The various research activities were funded by BANA general funds, as well as from contributions from the American Foundation for the Blind National Literacy Center, and from an anonymous donor to BANA. A federal grant was submitted for additional support, but was not funded.
The first study examined 8,429 pages from textbooks (including those written in Nemeth code) to determine which occurs most frequently: number/letter combinations, or number/punctuation combinations. It was completed in fall of 2002, and presented at the ICEB General Assembly in 2004.
The second study was contracted out to the Rehabilitation Research and Training Center on Blindness and Low Vision at Mississippi State University. The study had been designed as a pilot to demonstrate impact the UEB code changes could have on experienced braille readers, specifically on fluency. (It was this study that BANA hoped to expand with a federal grant.) This project was complete in October, 2003, and an article about the project published in the Fall, 2004 issue of RE:view.
The third study was contracted out to Drs.
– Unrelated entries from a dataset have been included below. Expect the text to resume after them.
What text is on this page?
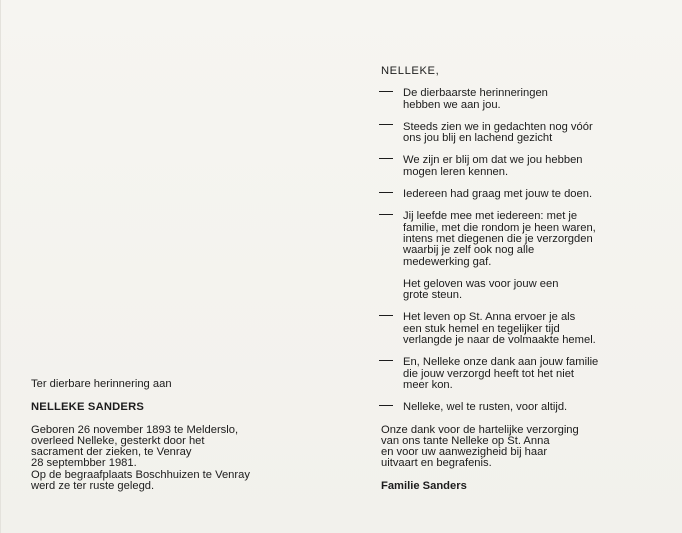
Ter dierbare herinnering aan
NELLEKE SANDERS
Geboren 26 november 1893 te Melderslo,
overleed Nelleke, gesterkt door het
sacrament der zieken, te Venray
28 septembber 1981.
Op de begraafplaats Boschhuizen te Venray
werd ze ter ruste gelegd.
NELLEKE,
De dierbaarste herinneringen
hebben we aan jou.
Steeds zien we in gedachten nog vóór
ons jou blij en lachend gezicht
We zijn er blij om dat we jou hebben
mogen leren kennen.
Iedereen had graag met jouw te doen.
Jij leefde mee met iedereen: met je
familie, met die rondom je heen waren,
intens met diegenen die je verzorgden
waarbij je zelf ook nog alle
medewerking gaf.
Het geloven was voor jouw een
grote steun.
Het leven op St. Anna ervoer je als
een stuk hemel en tegelijker tijd
verlangde je naar de volmaakte hemel.
En, Nelleke onze dank aan jouw familie
die jouw verzorgd heeft tot het niet
meer kon.
Nelleke, wel te rusten, voor altijd.
Onze dank voor de hartelijke verzorging
van ons tante Nelleke op St. Anna
en voor uw aanwezigheid bij haar
uitvaart en begrafenis.
Familie Sanders
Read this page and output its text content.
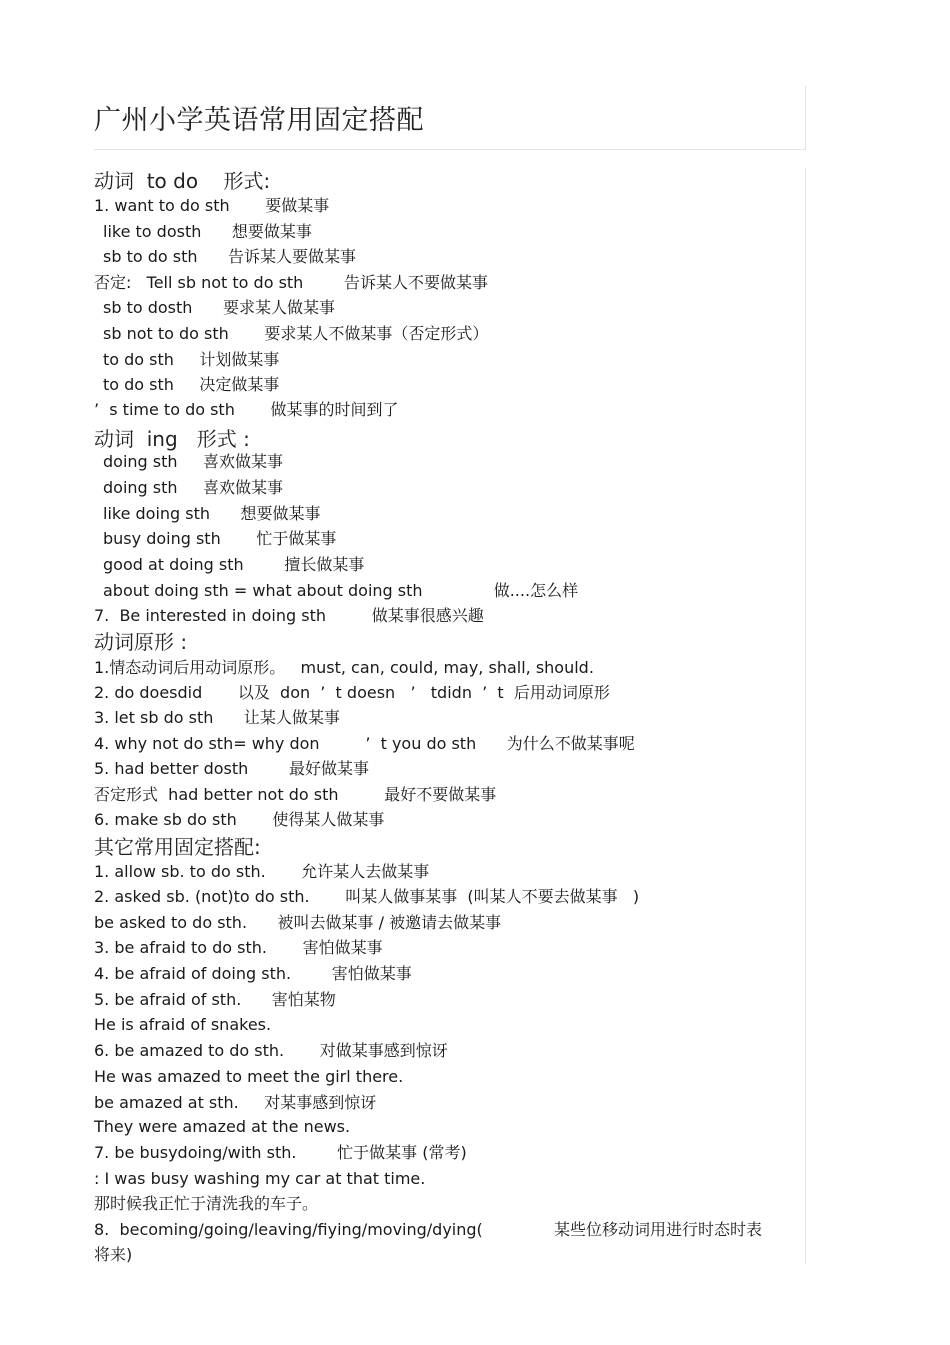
广州小学英语常用固定搭配
动词  to do    形式:
1. want to do sth       要做某事
like to dosth      想要做某事
sb to do sth      告诉某人要做某事
否定:   Tell sb not to do sth        告诉某人不要做某事
sb to dosth      要求某人做某事
sb not to do sth       要求某人不做某事（否定形式）
to do sth     计划做某事
to do sth     决定做某事
’  s time to do sth       做某事的时间到了
动词  ing   形式 :
doing sth     喜欢做某事
doing sth     喜欢做某事
like doing sth      想要做某事
busy doing sth       忙于做某事
good at doing sth        擅长做某事
about doing sth = what about doing sth              做....怎么样
7.  Be interested in doing sth         做某事很感兴趣
动词原形 :
1.情态动词后用动词原形。   must, can, could, may, shall, should.
2. do doesdid       以及  don  ’  t doesn   ’   tdidn  ’  t  后用动词原形
3. let sb do sth      让某人做某事
4. why not do sth= why don         ’  t you do sth      为什么不做某事呢
5. had better dosth        最好做某事
否定形式  had better not do sth         最好不要做某事
6. make sb do sth       使得某人做某事
其它常用固定搭配:
1. allow sb. to do sth.       允许某人去做某事
2. asked sb. (not)to do sth.       叫某人做事某事  (叫某人不要去做某事   )
be asked to do sth.      被叫去做某事 / 被邀请去做某事
3. be afraid to do sth.       害怕做某事
4. be afraid of doing sth.        害怕做某事
5. be afraid of sth.      害怕某物
He is afraid of snakes.
6. be amazed to do sth.       对做某事感到惊讶
He was amazed to meet the girl there.
be amazed at sth.     对某事感到惊讶
They were amazed at the news.
7. be busydoing/with sth.        忙于做某事 (常考)
: I was busy washing my car at that time.
那时候我正忙于清洗我的车子。
8.  becoming/going/leaving/fiying/moving/dying(              某些位移动词用进行时态时表
将来)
Marie Knowlton and Robin Wetzel, and had three phases. Phase I consisted of focus groups of adult braille readers, transcribers, and teachers of students with visual impairments. Phase II was an experimental study of 72 participants, including adult braille readers (reading contracted, uncontracted, and Nemeth code) and print readers. The third phase consisted of a comparative text analysis of current codes and UEB. Two articles from this study were published in April and May, 2006 in the Journal of Visual Impairment & Blindness. Preliminary results were presented at the ICEB general assembly.
Lastly, the committee compiled the results from the questionnaire that had been included with the UEB Sampler 1. Thousands of samplers had been distributed in the United States and Canada in print and in braille. The results represent comments and attitudes from 248 readers as self-reported to BANA.
After the ICEB General Assembly, the ad hoc committee on UEB Research was expanded and reconstituted as BANA’s Committee on Braille Research, with a broader charge to conduct research related to current braille codes and serve as a resource to technical committees.